While we visited Caprock Canyons State Park earlier this year, it was really too hot to get any good photos of the bison.
About the bison
The state park is home to the Texas State Bison Herd. When the bison were initially donated to the Texas Parks and Wildlife Department (TPWD) and moved to Caprock Canyons State Park in 1997, it was discovered that their DNA was different. The bison feature genetics that are not shared by any other bison in North America. The Official Texas State Bison Herd at Caprock represents the last remaining examples of the Southern Plains variety.
Legendary rancher Charles Goodnight started the remnants of the herd on his JA Ranch in the Texas Panhandle in 1878, in attempts to save the animals that had meant so much to him. His wife influenced the cattle and business tycoon to preserve them so that future generations might be able to see and appreciate these special creatures.
Rules for being around bison
Bison are the largest land animal in North America. That means they need a lot more personal space than you do to feel comfortable.
- As a rule, bison require at least 50 yards (half a football field) between them and people. Use the “Rule of Thumb” to make sure you are far enough away: Stretch your arm out away from your face and give bison a thumbs up! Now close one eye. Can you cover the bison with your thumb? If not, you’re too close!

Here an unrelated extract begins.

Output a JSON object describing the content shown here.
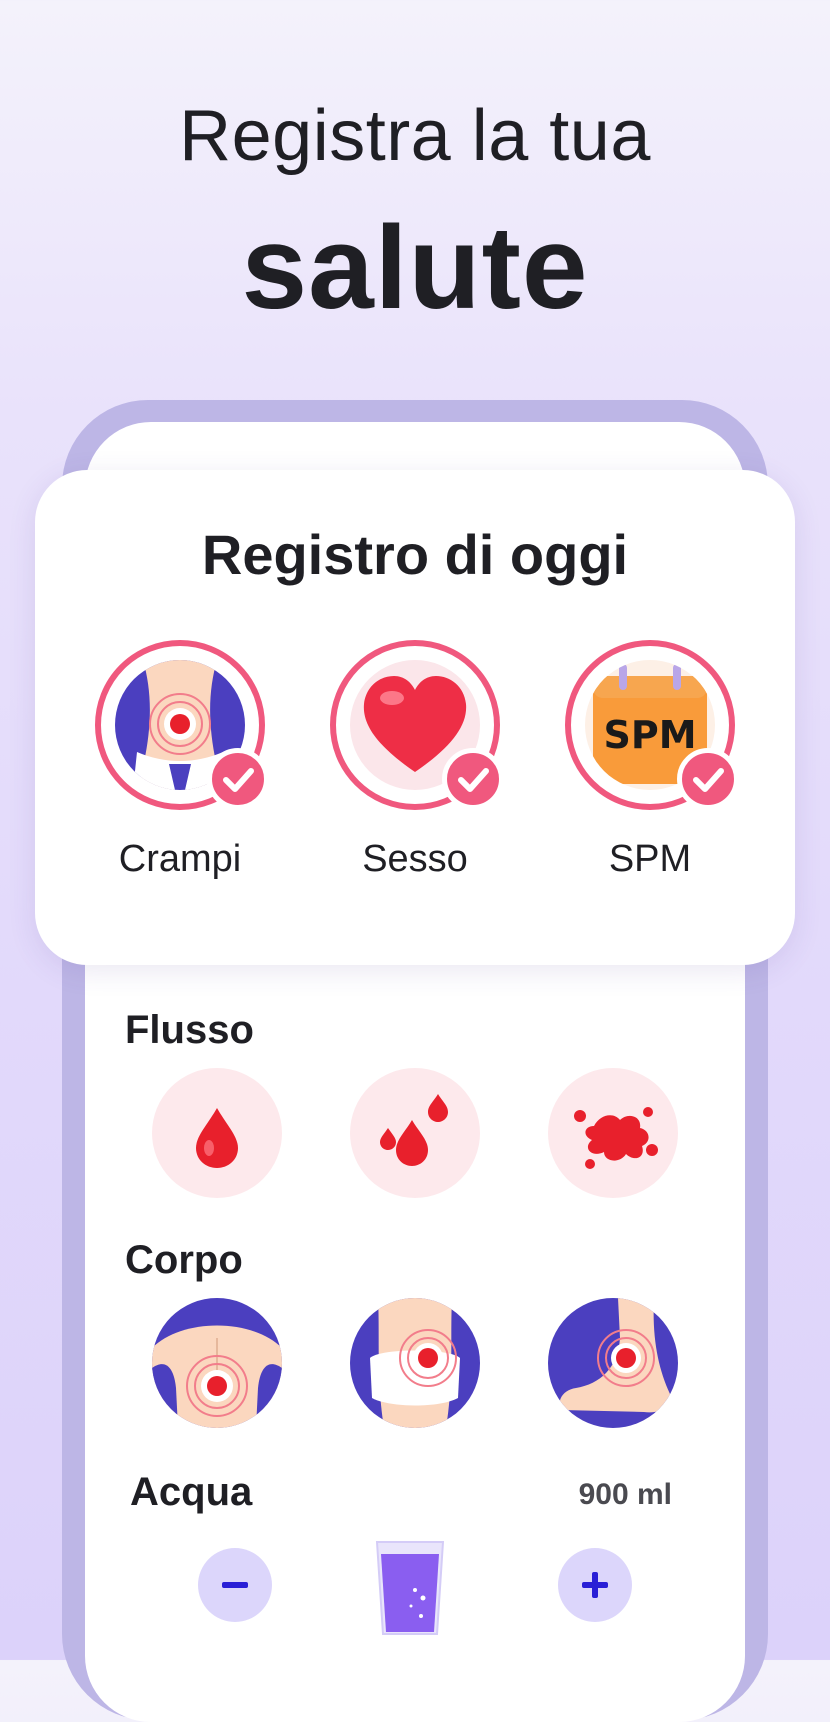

- Bison use park roads to get from one place to another in the park, too. Since this is their home, remember that bison have the right of way!
- Observe speed limits and watch for bison traffic. Sometimes traffic is heavy, and you might be in a bison traffic jam!

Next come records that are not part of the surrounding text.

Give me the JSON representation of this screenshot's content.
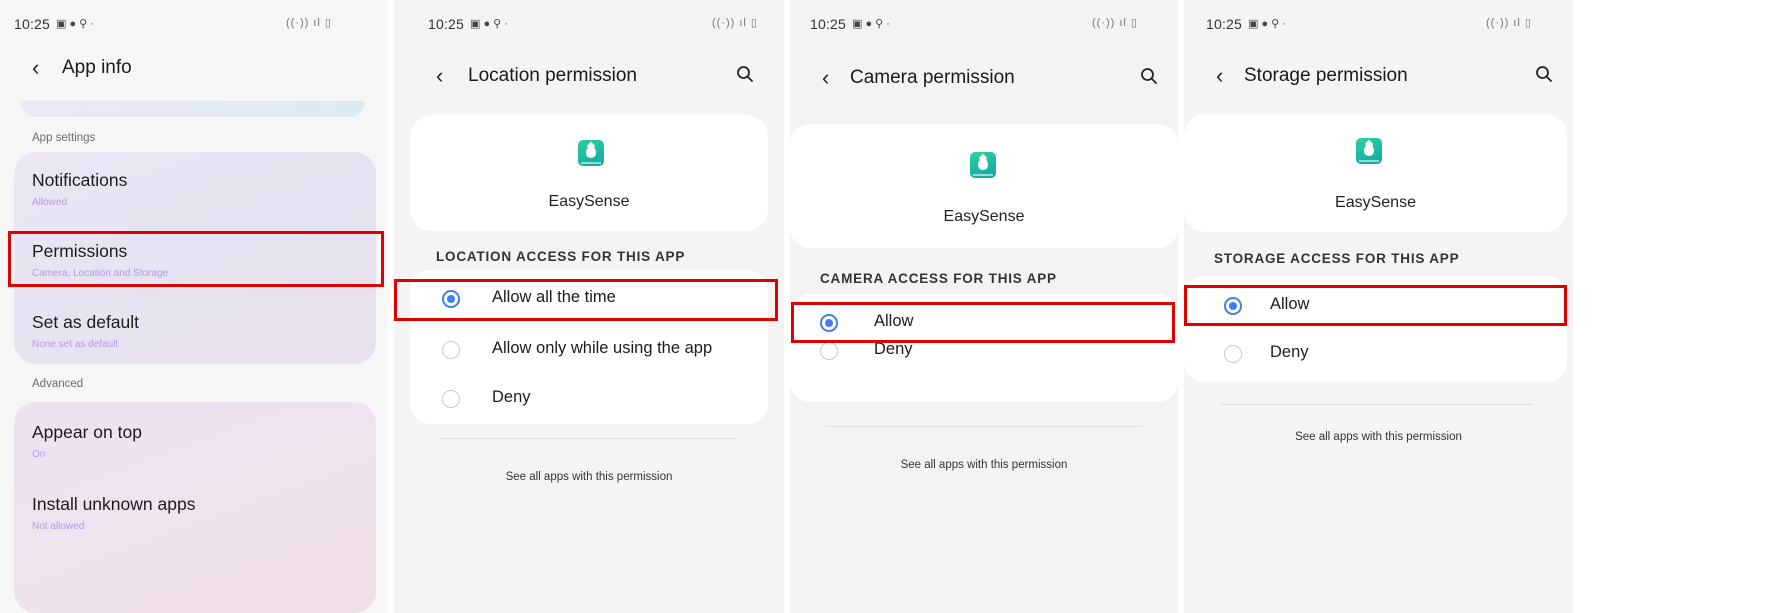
{
  "status_bar": {
    "time": "10:25"
  },
  "app_info": {
    "title": "App info",
    "section_app_settings": "App settings",
    "section_advanced": "Advanced",
    "items": [
      {
        "title": "Notifications",
        "subtitle": "Allowed"
      },
      {
        "title": "Permissions",
        "subtitle": "Camera, Location and Storage"
      },
      {
        "title": "Set as default",
        "subtitle": "None set as default"
      },
      {
        "title": "Appear on top",
        "subtitle": "On"
      },
      {
        "title": "Install unknown apps",
        "subtitle": "Not allowed"
      }
    ]
  },
  "location": {
    "title": "Location permission",
    "app_name": "EasySense",
    "access_header": "LOCATION ACCESS FOR THIS APP",
    "options": [
      "Allow all the time",
      "Allow only while using the app",
      "Deny"
    ],
    "selected": "Allow all the time",
    "see_all": "See all apps with this permission"
  },
  "camera": {
    "title": "Camera permission",
    "app_name": "EasySense",
    "access_header": "CAMERA ACCESS FOR THIS APP",
    "options": [
      "Allow",
      "Deny"
    ],
    "selected": "Allow",
    "see_all": "See all apps with this permission"
  },
  "storage": {
    "title": "Storage permission",
    "app_name": "EasySense",
    "access_header": "STORAGE ACCESS FOR THIS APP",
    "options": [
      "Allow",
      "Deny"
    ],
    "selected": "Allow",
    "see_all": "See all apps with this permission"
  },
  "colors": {
    "highlight": "#e00000",
    "radio_accent": "#3f7ff0",
    "subtitle": "#b59bea",
    "app_icon": "#1fbf9f"
  },
  "icons": [
    "back-chevron-icon",
    "search-icon",
    "radio-selected-icon",
    "radio-unselected-icon",
    "easysense-app-icon"
  ]
}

- Never honk at, push, or tailgate bison.
- Agitated or anxious bison will raise their tails up in a question mark. Other signs of agitation or disapproval are pawing the ground and lowering its head.

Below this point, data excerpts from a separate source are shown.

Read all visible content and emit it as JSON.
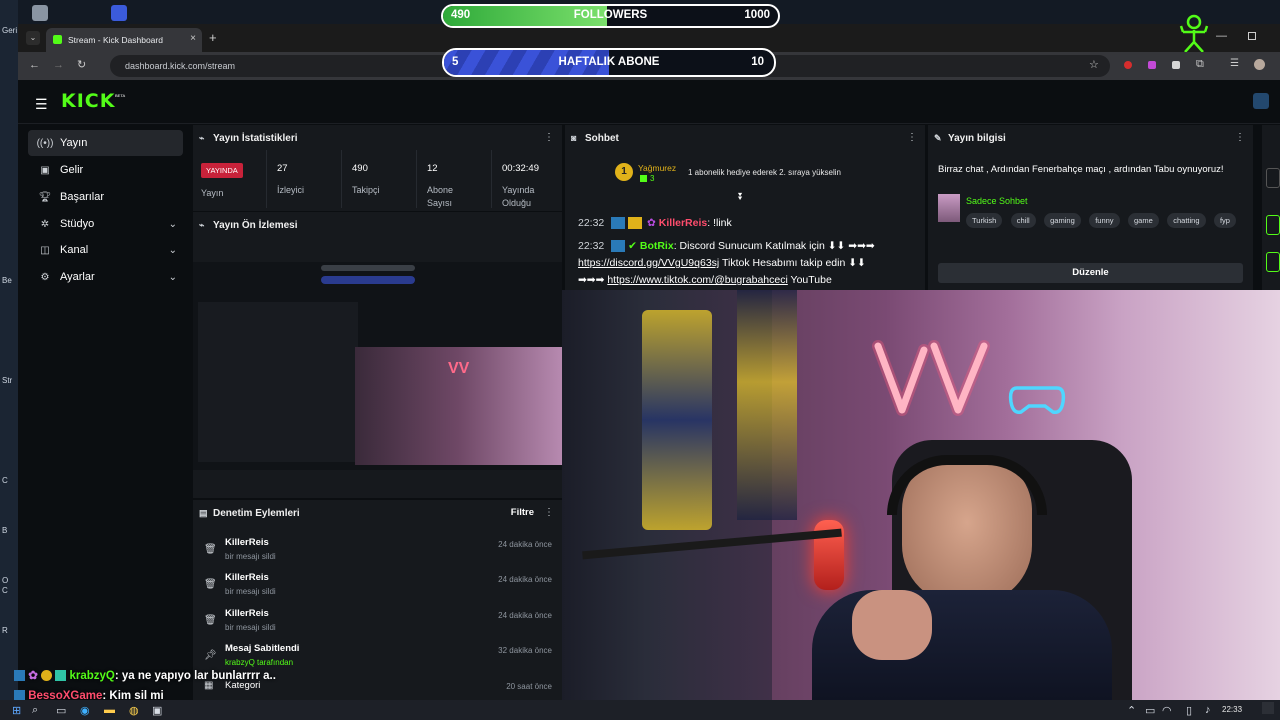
{
  "overlay": {
    "followers": {
      "label": "FOLLOWERS",
      "current": "490",
      "goal": "1000",
      "fraction": 0.49
    },
    "subs": {
      "label": "HAFTALIK ABONE",
      "current": "5",
      "goal": "10",
      "fraction": 0.5
    }
  },
  "desktop": {
    "labels": [
      "Geri D",
      "Be",
      "Str",
      "C",
      "B",
      "O",
      "C",
      "R"
    ]
  },
  "browser": {
    "tab_title": "Stream - Kick Dashboard",
    "url": "dashboard.kick.com/stream",
    "colors": {
      "accent": "#53fc18"
    }
  },
  "app": {
    "logo": "KICK",
    "logo_badge": "BETA",
    "nav": [
      {
        "label": "Yayın",
        "icon": "broadcast-icon",
        "active": true
      },
      {
        "label": "Gelir",
        "icon": "wallet-icon"
      },
      {
        "label": "Başarılar",
        "icon": "trophy-icon"
      },
      {
        "label": "Stüdyo",
        "icon": "studio-icon",
        "expandable": true
      },
      {
        "label": "Kanal",
        "icon": "channel-icon",
        "expandable": true
      },
      {
        "label": "Ayarlar",
        "icon": "gear-icon",
        "expandable": true
      }
    ],
    "stats": {
      "title": "Yayın İstatistikleri",
      "live_badge": "YAYINDA",
      "live_label": "Yayın",
      "items": [
        {
          "value": "27",
          "label": "İzleyici"
        },
        {
          "value": "490",
          "label": "Takipçi"
        },
        {
          "value": "12",
          "label": "Abone Sayısı"
        },
        {
          "value": "00:32:49",
          "label": "Yayında Olduğu"
        }
      ]
    },
    "preview": {
      "title": "Yayın Ön İzlemesi"
    },
    "mod": {
      "title": "Denetim Eylemleri",
      "filter": "Filtre",
      "rows": [
        {
          "icon": "trash-icon",
          "name": "KillerReis",
          "sub": "bir mesajı sildi",
          "time": "24 dakika önce"
        },
        {
          "icon": "trash-icon",
          "name": "KillerReis",
          "sub": "bir mesajı sildi",
          "time": "24 dakika önce"
        },
        {
          "icon": "trash-icon",
          "name": "KillerReis",
          "sub": "bir mesajı sildi",
          "time": "24 dakika önce"
        },
        {
          "icon": "pin-icon",
          "name": "Mesaj Sabitlendi",
          "sub": "krabzyQ tarafından",
          "time": "32 dakika önce"
        },
        {
          "icon": "category-icon",
          "name": "Kategori",
          "sub": "",
          "time": "20 saat önce"
        }
      ]
    },
    "chat": {
      "title": "Sohbet",
      "gift_rank": "1",
      "gift_user": "Yağmurez",
      "gift_count": "3",
      "gift_text": "1 abonelik hediye ederek 2. sıraya yükselin",
      "messages": [
        {
          "time": "22:32",
          "user": "KillerReis",
          "text": ": !link"
        },
        {
          "time": "22:32",
          "user": "BotRix",
          "text": ": Discord Sunucum Katılmak için ⬇⬇ ➡➡➡",
          "link1": "https://discord.gg/VVgU9q63sj",
          "text2": "Tiktok Hesabımı takip edin ⬇⬇",
          "link2": "https://www.tiktok.com/@bugrabahceci",
          "text3": "YouTube"
        }
      ]
    },
    "info": {
      "title": "Yayın bilgisi",
      "description": "Birraz chat , Ardından Fenerbahçe maçı , ardından Tabu oynuyoruz!",
      "category": "Sadece Sohbet",
      "tags": [
        "Turkish",
        "chill",
        "gaming",
        "funny",
        "game",
        "chatting",
        "fyp"
      ],
      "edit": "Düzenle"
    }
  },
  "stream_chat": [
    {
      "user": "krabzyQ",
      "text": ": ya ne yapıyo lar bunlarrrr a..",
      "color": "#53fc18"
    },
    {
      "user": "BessoXGame",
      "text": ": Kim sil mi",
      "color": "#ff4d6d"
    }
  ],
  "taskbar": {
    "clock": "22:33"
  }
}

- A head-on gaze can communicate a threat or just simply rude behavior, especially to dominant males.
If you see any of these behaviors, leave the area.
Photos of the bison herd
We only saw the bison on our way back out of the state park, when we got stuck in a bison traffic jam.
No, that’s not our vehicle, but someone else who was determined to get through the bison herd to the other side. Unlike us, he weaved and bobbed his vehicle through the bison, violating one of the rules above. Bison have the right of way, no matter how long it takes. We were there for at least 15-20 minutes.
When we realized we’d be waiting there a while, we set up our cameras and got a few shots. I was using my Sigma 150-600mm lens, so I was much farther away than these photos indicated. This photo was actually taken *inside* our Jeep, braced on the driver’s side door. Once we got the photos we wanted, we got back inside our vehicle to make sure we didn’t irritate or agitate the bison any further.
This bison kept his watch on me the entire time we were outside AND inside the car, until the herd moved on.
It was truly a beautiful day at Caprock Canyons State Park, and we even enjoyed the traffic jam.